The guy laughs. “No, it isn’t. I’m a good teacher. And a good Catholic.”

“Oh,” I say, as if I know what either of those things means. All I really know is that I’m pretty sure he could use that shot. So I motion the bartender to set it down between us and to leave the bottle. “So they aren’t really yours.”

“They’re in my
care
,” he says, trying to smooth a long, blond wisp of hair behind his ear. “Confirmation class trip. Saint Ignatius of Antioch.”

I nod. “I don’t know it. Him.”

He shakes my hand. “Matt Gerson. We’re from Billings. But he—the bishop—was martyred in Rome.”

“Nice to meet you. Rick Blaine,” I say, using my current alias. “And the kids—they get a lot out of this, do they?” We look over and watch as one boy uses another for a dartboard.

“I have a reputation for relating well with the … rambunctious kids,” Matt says. “So I tend to get assigned the more … challenging children on trips like this. I try to think of it as a calling.”

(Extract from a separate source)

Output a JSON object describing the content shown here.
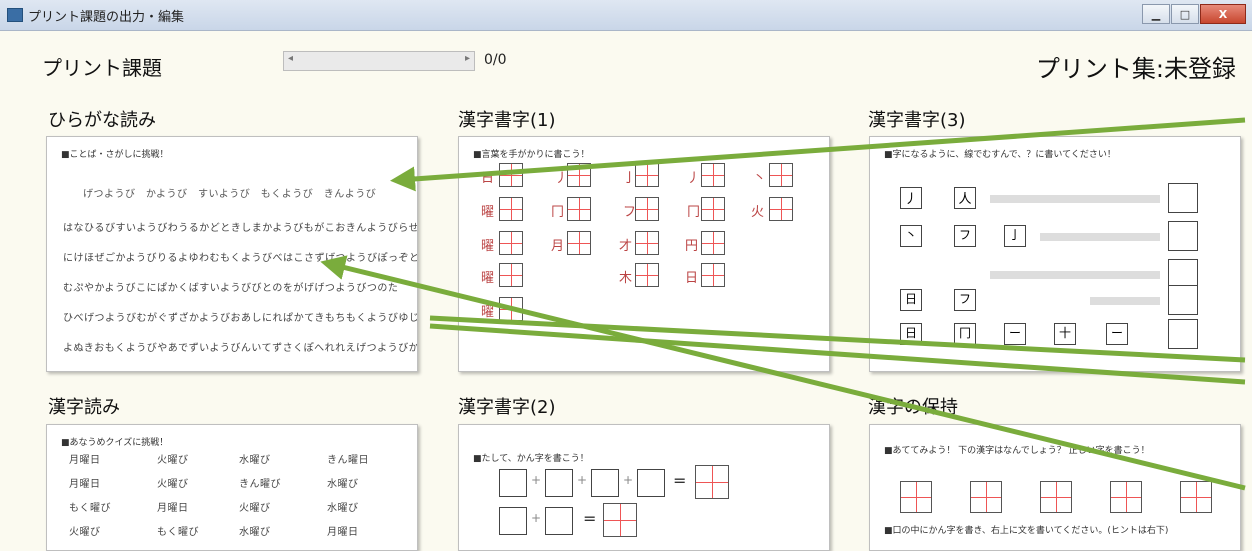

“I’d call it getting shafted, Matt.”

“I take it you’re not a religious man …”

“I was religious against my will. And then only briefly.” But I tell Matt about it anyway.

Beverly Hills, 1958
. I had no choice in the matter. Neither did my parents. The stucco duplex we lived in, built in the 1920s and designed to look like a Tudor castle, belonged to my father’s father, who owned and ran a liquor store on Hollywood Boulevard. Twenty years ago, my grandfather, a man with virtually no education who read only Yiddish and spoke a garbled combination of the Old and New Worlds, had recognized a good investment. Since then, it had gone up in value tenfold—something he never missed an opportunity to remind my father of. “If my son was a real man,” he’d say, as if Pop weren’t in the room, “he could take care of his own family. Then I could sell this place for a bundle and retire.”